Mas nem por isso o crescimento entrou em estágio de espera. Ao AgFeed, Miron confirmou os planos de expansão das suas três plantas.
E também não descartou o potencial de crescimento de 15% a 20% sobre o faturamento de 2022, ano no qual o lucro líquido recorde de R$ 133 milhões que a empresa obteve no ano passado, em alta de 226%.
“O crédito travou para todas as empresas, mas estamos otimistas, apesar dos desafios que todas [palavra novamente frisada no tom de voz] estão enfrentando”, explica Miron.
Com algum cuidado ao falar do mercado em geral, acrescenta que a precificação em Bolsa dos concorrentes também adiciona certa atenção que o mercado está depositando no setor de carnes.
O desafio mais imediato é, como ele pontua, solucionar a sangria do “capital de giro na veia” que o embargo das exportações de carne aos chineses ainda está fazendo a empresa carregar.
Miron se diz “impressionado” com a boa vontade de Pequim com o governo Lula em liberar as compras dia 23 de março, em 30 dias – ao contrário dos 100 dias dos casos de “vaca louca” no final de 2021 sob o governo Bolsonaro -, mas lembra que há um passivo não resolvido.
O executivo do FriGol lembrou que o fim do embargo está valendo para os novos negócios, além da carne processada antes de 21 de fevereiro, começo do embargo, porém com embarque programado para depois da data de liberação.
Mas para mercadoria gerada, por contrato, durante o período da paralisação, ainda não houve sinais.
Em resumo, o frigorífico, assim como os demais, comprou e processou o chamado “boi China”, mais caro que o animal de mercado interno.
Porém, parte dessa carne segue parada, carregando gastos com armazenamento ou tendo que ser escoada para outros destinos que não pagam o custo, inclusive o mercado interno.
Como 80% do faturamento das vendas externas totais – que representam 53% da receita bruta de R$ 3,8 bilhões do grupo em 2022 -, vêm desse principal comprador de proteína animal brasileira, essa conta tem que sair do caixa em um “trimestre [o primeiro] já tradicionalmente mais fraco”.
O futuro ainda reserva à China a maior fatia dos negócios externos do FriGol, porém Eduardo Miron deixa no ar há um desejo estratégico em dissipar um pouco essa dependência.
Como precificar em yuan?
A possibilidade de negócios com o yuan (renminbi), vendida pelos dois governos como fator de alavancagem no comércio, não está em nenhuma conta da companhia.
Há mais dúvidas que expectativas positivas, especialmente porque o acordo entre os países não implica necessariamente em aumento da liquidez da divisa chinesa, com reflexos na internalização em reais de vendas que acabarão tendo que ser arbitradas com o dólar no meio, além da dificuldade em precificar as mercadorias nessa espécie.

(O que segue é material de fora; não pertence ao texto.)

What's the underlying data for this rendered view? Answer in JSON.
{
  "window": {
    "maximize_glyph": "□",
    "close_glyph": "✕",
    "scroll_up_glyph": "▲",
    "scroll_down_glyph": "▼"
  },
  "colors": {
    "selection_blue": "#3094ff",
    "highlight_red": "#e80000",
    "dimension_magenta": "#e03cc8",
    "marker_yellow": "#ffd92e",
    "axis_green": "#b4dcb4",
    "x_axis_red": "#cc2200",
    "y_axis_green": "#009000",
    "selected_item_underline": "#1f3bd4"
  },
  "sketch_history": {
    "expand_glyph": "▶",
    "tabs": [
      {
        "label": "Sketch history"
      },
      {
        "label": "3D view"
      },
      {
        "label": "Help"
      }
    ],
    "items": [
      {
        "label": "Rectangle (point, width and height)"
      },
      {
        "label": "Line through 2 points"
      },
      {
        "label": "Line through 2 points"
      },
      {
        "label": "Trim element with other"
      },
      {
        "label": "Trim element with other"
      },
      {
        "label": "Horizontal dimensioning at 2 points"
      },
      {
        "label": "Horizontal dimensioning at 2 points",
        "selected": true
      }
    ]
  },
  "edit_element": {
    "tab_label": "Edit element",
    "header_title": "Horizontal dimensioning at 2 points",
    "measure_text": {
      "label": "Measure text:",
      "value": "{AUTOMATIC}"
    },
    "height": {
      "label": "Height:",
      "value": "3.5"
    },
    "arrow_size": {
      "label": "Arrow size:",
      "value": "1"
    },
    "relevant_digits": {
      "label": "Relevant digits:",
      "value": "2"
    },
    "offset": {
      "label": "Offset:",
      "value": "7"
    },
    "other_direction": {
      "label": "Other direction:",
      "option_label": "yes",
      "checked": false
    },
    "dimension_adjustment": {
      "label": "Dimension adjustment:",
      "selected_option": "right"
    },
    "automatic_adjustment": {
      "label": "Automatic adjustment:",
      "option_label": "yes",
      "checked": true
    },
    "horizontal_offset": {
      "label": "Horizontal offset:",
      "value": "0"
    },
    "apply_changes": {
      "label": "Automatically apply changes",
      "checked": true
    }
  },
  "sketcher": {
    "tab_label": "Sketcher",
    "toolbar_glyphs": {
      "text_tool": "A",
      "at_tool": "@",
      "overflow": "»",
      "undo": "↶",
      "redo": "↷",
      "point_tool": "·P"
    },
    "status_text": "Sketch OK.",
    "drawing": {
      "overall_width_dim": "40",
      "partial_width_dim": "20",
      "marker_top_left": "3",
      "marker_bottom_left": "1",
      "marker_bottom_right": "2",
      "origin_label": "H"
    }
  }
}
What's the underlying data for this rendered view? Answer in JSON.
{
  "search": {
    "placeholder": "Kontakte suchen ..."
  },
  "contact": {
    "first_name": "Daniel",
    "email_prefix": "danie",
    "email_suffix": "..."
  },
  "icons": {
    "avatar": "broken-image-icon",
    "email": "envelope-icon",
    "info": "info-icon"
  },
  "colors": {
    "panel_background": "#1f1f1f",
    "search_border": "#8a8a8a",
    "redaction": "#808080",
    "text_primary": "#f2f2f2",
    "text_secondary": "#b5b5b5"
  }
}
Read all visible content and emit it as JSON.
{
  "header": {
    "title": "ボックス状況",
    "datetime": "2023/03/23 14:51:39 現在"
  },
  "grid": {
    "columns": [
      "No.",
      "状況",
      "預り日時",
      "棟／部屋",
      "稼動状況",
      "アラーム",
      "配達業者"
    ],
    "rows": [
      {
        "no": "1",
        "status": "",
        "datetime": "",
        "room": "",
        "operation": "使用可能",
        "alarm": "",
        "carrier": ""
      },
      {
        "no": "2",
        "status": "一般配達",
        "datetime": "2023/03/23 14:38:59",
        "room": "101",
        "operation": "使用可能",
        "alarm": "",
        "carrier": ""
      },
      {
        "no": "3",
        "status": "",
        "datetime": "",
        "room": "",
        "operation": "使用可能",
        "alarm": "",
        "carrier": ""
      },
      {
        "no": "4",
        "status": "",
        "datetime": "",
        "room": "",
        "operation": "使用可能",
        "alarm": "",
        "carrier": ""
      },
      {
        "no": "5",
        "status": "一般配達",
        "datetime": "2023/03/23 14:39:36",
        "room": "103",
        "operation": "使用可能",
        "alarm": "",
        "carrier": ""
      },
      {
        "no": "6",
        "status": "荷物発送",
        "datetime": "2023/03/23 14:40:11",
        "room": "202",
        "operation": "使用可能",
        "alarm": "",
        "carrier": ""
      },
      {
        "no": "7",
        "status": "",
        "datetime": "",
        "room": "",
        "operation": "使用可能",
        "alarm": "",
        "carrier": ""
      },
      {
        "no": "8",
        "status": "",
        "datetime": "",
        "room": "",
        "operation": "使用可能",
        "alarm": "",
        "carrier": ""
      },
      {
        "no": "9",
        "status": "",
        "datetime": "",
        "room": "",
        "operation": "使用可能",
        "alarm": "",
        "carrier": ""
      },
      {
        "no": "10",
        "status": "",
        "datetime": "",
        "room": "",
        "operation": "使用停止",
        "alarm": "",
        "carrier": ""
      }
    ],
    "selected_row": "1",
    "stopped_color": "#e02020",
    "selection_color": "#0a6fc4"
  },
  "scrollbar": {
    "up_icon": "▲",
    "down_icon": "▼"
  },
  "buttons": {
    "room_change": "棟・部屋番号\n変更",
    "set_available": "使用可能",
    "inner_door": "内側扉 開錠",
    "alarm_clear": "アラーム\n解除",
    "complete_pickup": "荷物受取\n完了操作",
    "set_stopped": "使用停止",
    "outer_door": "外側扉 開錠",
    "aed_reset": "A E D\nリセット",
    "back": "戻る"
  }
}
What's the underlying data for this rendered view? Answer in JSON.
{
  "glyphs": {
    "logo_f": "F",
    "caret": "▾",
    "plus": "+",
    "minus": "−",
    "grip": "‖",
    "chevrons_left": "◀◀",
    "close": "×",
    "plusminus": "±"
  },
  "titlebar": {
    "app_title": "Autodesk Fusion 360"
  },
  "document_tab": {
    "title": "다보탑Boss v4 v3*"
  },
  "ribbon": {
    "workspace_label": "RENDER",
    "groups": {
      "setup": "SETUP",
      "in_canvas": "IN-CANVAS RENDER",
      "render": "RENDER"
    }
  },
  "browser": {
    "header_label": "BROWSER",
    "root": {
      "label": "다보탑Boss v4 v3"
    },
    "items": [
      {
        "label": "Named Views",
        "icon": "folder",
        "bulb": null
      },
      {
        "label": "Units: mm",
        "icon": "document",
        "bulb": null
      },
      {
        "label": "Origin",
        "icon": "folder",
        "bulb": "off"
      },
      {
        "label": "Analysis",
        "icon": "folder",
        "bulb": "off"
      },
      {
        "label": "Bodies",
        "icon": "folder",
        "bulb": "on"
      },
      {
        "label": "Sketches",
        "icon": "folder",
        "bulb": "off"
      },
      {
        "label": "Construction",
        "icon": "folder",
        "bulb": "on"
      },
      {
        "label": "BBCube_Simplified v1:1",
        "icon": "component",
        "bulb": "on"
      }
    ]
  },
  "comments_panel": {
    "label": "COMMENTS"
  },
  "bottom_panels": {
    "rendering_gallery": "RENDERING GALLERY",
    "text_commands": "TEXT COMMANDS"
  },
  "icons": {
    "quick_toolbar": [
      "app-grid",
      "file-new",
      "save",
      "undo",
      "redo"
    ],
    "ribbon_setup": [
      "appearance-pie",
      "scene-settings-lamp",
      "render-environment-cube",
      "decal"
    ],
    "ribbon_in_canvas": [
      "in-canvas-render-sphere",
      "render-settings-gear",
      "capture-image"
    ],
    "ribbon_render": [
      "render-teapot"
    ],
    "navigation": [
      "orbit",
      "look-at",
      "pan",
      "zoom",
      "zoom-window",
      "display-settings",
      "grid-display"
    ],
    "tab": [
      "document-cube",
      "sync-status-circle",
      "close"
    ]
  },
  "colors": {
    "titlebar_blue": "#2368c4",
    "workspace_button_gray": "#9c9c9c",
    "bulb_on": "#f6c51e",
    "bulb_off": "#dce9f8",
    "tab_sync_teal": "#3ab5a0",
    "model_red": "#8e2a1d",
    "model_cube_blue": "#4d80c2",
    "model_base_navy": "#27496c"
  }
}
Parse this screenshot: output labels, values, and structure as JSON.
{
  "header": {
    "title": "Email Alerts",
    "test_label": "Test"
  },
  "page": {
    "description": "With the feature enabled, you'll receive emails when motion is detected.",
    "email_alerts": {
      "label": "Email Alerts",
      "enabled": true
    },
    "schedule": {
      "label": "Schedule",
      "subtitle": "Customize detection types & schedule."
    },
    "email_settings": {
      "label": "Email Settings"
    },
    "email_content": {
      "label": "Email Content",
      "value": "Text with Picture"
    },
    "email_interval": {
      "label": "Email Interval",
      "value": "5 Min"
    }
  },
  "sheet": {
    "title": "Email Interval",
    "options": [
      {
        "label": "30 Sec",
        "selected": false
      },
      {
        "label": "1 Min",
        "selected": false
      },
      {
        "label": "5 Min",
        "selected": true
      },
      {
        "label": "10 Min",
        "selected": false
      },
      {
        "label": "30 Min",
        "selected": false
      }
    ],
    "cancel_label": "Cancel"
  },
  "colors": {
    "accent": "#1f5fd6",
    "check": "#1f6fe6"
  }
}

O esforço maior do FriGol será direcionado para países que já estão na lista de clientes, e pagam bem, e de outros que estão para acontecer: Israel, por exemplo, no primeiro grupo, e Indonésia, que já liberou a carne brasileira mas ainda não aconteceu de fato.
Singapura habilitou recentemente o grupo, mas representará pouco para qualquer player brasileiro, dado o diminuto mercado da cidade-estado.
Há um espaço reservado para os Estados Unidos, cuja habilitação da planta de Lençóis Paulista (SP), sede da empresa, pode acontecer neste trimestre.
São para esses pontos que a preparação da capacidade de abate das unidades, entre as quais de São Félix do Xingu e Água Azul do Norte, ambas no Pará, está se desenrolando. No total das três, irá de 1.830 para 2.435 bois por dia.
De todo modo, o CEO da companhia, que já foi chefe global da Marfrig até março de 2020, faz questão de anotar que o mundo não é “target” da FriGol. É necessidade.
Se a rentabilidade de mais vendas no Brasil bancasse o crescimento, esse caminho estaria já contratado. Mesmo porque dá menos trabalho ante requisitos e exigências dos mercados de destino e se aproveita melhor os cortes – aliás, como com a China, que leva quase tudo boi, pode-se dizer.
Mas essa é uma história que Eduardo Miron espera para contar um dia, caso as condições das curvas da inflação e de juros ofereçam algum suporte para expansão do consumo interno, como ele torce.